TEST-SPECIFIC CONFOUNDING FACTORS
- Precipitation: Precipitation was only observed at the dose level of 5000 µg/plate in tester strain TA1535.

RANGE-FINDING/SCREENING STUDIES:
- No toxicity was observed up to and including the top dose of 5000 µg/plate

COMPARISON WITH HISTORICAL CONTROL DATA:
- The negative and strain-specific positive control values were within our laboratory historical control data ranges indicating that the test conditions were adequate and that the metabolic activation system functioned properly.

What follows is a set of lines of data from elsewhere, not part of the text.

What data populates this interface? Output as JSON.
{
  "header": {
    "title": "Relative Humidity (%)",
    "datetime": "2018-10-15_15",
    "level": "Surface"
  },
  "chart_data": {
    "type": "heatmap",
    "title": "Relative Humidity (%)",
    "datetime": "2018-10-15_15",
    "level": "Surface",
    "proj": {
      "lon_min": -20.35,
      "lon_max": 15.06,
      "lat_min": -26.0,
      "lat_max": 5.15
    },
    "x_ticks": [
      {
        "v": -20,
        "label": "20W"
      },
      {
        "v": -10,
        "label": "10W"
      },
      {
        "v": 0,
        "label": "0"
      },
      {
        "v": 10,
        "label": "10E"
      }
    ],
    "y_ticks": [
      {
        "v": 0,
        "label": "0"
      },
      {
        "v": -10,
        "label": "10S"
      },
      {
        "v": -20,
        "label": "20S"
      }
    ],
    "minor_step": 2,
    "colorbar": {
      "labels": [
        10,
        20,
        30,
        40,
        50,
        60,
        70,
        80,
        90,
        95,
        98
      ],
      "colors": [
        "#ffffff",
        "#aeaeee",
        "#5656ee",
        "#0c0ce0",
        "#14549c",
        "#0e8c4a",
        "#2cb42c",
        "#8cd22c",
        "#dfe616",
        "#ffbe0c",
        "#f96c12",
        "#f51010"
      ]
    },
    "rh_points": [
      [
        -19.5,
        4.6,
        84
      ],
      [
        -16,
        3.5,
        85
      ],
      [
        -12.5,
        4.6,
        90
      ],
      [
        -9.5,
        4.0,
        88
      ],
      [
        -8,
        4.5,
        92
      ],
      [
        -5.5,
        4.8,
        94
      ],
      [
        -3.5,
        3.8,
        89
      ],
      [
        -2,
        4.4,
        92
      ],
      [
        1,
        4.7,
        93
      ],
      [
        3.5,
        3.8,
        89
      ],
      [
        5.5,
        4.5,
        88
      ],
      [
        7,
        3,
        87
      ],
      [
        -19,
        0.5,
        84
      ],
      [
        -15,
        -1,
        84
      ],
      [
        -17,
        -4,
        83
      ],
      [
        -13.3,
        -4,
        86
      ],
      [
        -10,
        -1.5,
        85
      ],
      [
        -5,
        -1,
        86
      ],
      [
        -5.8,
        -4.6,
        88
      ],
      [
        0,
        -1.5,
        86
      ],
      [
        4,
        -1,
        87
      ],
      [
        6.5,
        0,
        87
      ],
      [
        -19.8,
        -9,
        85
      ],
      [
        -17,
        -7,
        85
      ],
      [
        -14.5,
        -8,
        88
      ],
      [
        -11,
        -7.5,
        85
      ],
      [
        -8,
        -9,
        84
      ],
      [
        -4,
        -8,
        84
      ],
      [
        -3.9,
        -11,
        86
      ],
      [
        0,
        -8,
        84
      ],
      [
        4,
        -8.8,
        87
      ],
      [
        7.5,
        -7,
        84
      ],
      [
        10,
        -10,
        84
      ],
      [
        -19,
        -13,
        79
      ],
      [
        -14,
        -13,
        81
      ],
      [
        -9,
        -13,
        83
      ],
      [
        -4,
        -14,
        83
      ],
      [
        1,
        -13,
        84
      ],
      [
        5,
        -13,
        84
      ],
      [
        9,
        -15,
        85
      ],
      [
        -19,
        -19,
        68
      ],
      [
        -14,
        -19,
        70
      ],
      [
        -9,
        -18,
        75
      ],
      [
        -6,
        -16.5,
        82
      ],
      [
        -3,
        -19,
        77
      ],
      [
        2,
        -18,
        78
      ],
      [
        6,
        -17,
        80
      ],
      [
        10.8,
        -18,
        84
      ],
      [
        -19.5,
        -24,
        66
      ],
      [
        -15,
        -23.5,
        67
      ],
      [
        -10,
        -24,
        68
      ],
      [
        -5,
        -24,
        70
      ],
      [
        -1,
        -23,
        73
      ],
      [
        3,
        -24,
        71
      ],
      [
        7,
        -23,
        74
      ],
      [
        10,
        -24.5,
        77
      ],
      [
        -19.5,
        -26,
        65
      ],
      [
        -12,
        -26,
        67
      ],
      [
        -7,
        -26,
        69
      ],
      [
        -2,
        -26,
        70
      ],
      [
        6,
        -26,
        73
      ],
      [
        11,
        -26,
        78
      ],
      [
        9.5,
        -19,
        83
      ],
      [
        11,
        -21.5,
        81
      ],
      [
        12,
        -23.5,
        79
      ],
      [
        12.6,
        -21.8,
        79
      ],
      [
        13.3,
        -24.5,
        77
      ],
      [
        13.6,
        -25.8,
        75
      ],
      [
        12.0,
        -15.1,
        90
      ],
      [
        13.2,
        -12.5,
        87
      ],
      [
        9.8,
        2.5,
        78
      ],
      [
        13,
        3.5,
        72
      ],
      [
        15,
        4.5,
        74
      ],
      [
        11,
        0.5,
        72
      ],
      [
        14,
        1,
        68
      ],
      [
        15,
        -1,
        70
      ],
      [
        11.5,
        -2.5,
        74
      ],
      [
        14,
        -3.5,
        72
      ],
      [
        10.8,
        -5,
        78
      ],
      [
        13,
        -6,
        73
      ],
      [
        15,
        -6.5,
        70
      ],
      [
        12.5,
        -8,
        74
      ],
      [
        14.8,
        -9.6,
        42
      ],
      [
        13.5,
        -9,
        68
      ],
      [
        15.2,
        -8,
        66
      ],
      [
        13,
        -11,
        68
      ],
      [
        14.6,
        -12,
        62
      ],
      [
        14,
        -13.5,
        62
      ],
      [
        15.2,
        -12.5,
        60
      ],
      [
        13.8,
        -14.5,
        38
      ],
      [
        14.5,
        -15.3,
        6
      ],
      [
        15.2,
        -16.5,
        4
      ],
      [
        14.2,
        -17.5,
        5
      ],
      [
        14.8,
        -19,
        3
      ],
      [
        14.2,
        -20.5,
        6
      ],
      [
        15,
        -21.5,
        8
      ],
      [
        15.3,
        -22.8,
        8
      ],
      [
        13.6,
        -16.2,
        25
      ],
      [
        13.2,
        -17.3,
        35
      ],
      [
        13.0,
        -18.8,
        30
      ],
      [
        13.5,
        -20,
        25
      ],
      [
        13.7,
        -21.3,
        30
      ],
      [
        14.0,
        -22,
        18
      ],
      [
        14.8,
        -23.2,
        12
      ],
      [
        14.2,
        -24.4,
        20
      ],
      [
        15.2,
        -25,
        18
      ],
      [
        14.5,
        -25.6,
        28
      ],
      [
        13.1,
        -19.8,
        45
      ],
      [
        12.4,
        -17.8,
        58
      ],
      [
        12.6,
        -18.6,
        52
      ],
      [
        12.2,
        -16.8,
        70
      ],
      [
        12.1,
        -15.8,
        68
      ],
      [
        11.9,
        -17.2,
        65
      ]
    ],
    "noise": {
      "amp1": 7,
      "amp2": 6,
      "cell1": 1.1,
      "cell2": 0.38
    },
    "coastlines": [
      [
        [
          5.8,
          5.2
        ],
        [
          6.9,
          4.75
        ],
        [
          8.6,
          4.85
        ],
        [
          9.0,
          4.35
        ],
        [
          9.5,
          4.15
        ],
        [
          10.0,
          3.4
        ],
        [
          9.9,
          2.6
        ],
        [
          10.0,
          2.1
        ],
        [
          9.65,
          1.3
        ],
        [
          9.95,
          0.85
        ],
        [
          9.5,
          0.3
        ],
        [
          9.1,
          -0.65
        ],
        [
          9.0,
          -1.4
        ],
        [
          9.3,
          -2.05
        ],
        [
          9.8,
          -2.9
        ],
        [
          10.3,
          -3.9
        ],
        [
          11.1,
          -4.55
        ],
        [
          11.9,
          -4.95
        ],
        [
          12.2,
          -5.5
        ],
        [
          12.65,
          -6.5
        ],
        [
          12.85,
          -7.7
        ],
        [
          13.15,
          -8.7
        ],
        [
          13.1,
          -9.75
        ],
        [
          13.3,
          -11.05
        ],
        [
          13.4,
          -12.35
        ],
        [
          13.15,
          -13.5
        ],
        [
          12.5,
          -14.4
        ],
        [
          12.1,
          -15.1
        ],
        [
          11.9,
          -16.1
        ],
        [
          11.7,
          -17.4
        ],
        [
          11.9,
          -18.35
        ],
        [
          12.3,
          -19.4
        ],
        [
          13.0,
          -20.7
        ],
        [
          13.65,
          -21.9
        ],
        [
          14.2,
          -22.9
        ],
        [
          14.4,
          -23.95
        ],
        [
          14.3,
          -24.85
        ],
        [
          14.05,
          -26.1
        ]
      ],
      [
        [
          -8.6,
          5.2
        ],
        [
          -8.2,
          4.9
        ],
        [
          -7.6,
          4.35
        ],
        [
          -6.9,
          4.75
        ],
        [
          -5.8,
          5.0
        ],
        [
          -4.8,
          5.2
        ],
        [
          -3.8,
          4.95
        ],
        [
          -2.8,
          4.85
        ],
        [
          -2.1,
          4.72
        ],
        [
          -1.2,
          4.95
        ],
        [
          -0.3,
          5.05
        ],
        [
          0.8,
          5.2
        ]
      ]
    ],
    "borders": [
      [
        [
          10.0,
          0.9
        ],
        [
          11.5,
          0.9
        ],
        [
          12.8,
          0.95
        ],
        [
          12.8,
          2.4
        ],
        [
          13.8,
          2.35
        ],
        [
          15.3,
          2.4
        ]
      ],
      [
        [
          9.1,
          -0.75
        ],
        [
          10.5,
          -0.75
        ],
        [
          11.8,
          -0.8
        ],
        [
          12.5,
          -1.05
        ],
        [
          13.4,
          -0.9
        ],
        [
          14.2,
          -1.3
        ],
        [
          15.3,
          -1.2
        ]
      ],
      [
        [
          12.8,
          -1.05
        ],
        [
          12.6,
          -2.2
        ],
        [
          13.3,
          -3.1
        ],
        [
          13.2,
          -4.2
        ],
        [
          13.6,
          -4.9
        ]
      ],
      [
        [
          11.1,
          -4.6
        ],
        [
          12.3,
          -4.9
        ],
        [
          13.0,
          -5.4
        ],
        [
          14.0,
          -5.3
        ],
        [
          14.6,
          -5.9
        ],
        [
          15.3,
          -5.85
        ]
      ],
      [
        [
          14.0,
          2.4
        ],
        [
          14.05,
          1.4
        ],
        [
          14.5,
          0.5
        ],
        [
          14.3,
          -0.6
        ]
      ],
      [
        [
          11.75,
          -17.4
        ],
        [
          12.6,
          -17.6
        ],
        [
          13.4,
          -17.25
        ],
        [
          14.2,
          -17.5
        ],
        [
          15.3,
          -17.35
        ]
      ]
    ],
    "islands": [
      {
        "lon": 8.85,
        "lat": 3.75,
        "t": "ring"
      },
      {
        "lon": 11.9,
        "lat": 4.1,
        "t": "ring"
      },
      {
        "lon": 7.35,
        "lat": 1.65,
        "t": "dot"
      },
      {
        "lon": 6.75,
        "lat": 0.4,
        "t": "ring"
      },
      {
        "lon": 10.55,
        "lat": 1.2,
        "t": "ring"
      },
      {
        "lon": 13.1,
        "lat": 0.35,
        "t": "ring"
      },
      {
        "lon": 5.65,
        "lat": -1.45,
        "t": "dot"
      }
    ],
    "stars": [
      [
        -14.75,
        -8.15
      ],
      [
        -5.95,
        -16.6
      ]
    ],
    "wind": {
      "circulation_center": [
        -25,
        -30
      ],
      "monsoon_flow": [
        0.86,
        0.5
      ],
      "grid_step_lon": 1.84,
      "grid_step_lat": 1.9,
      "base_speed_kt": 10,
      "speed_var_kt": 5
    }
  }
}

ADDITIONAL INFORMATION ON CYTOTOXICITY:
- No toxicity was observed up to and including the top dose of 5000 µg/plate

Applicant's summary and conclusion

Conclusions:

Based on the results of this study it is concluded that C.I. Leuco Sulphur Brown 37 at concentrations up to 5000 µg/plate is mutagenic in the tester strains TA1537, TA98 and TA100 of the Salmonella typhimurium reverse mutation assay. C.I. Leuco Sulphur Brown 37 is not mutagenic in the other Salmonella typhimurium tester strain (TA1535) or Escherichia coli strain reverse mutation assay using strain WP2uvrA. The mutagenicity was confined only to incubations with metabolic activation.

Executive summary:

 

In the presence of S9-mix, C.I. Leuco Sulphur Brown 37 induced dose related increases in three out of the five tester strains. The increases observed in the tester strains TA1537, TA98 and TA100 were above our laboratory historical control data range and 4.8 to 27-fold the concurrent control.

 

The tester strains TA1535 and WP2uvrA in the absence and presence of S9-mix and the tester strains TA1537, TA98 and TA100 in the absence of S9-mix showed negative responses over the entire dose range, i.e. no dose-related, increase in the number of revertants.

 

Since 4.8 to 27-fold, dose related increases were observed in three tester strains in the presence of S9-mix, these increases are considered biologically relevant, C.I. Leuco Sulphur Brown 37 is mutagenic in the presence of S9-mix.

 

In this study, the negative and strain-specific positive control values were within the laboratory historical control data ranges indicating that the test conditions were adequate and that the metabolic activation system functioned properly.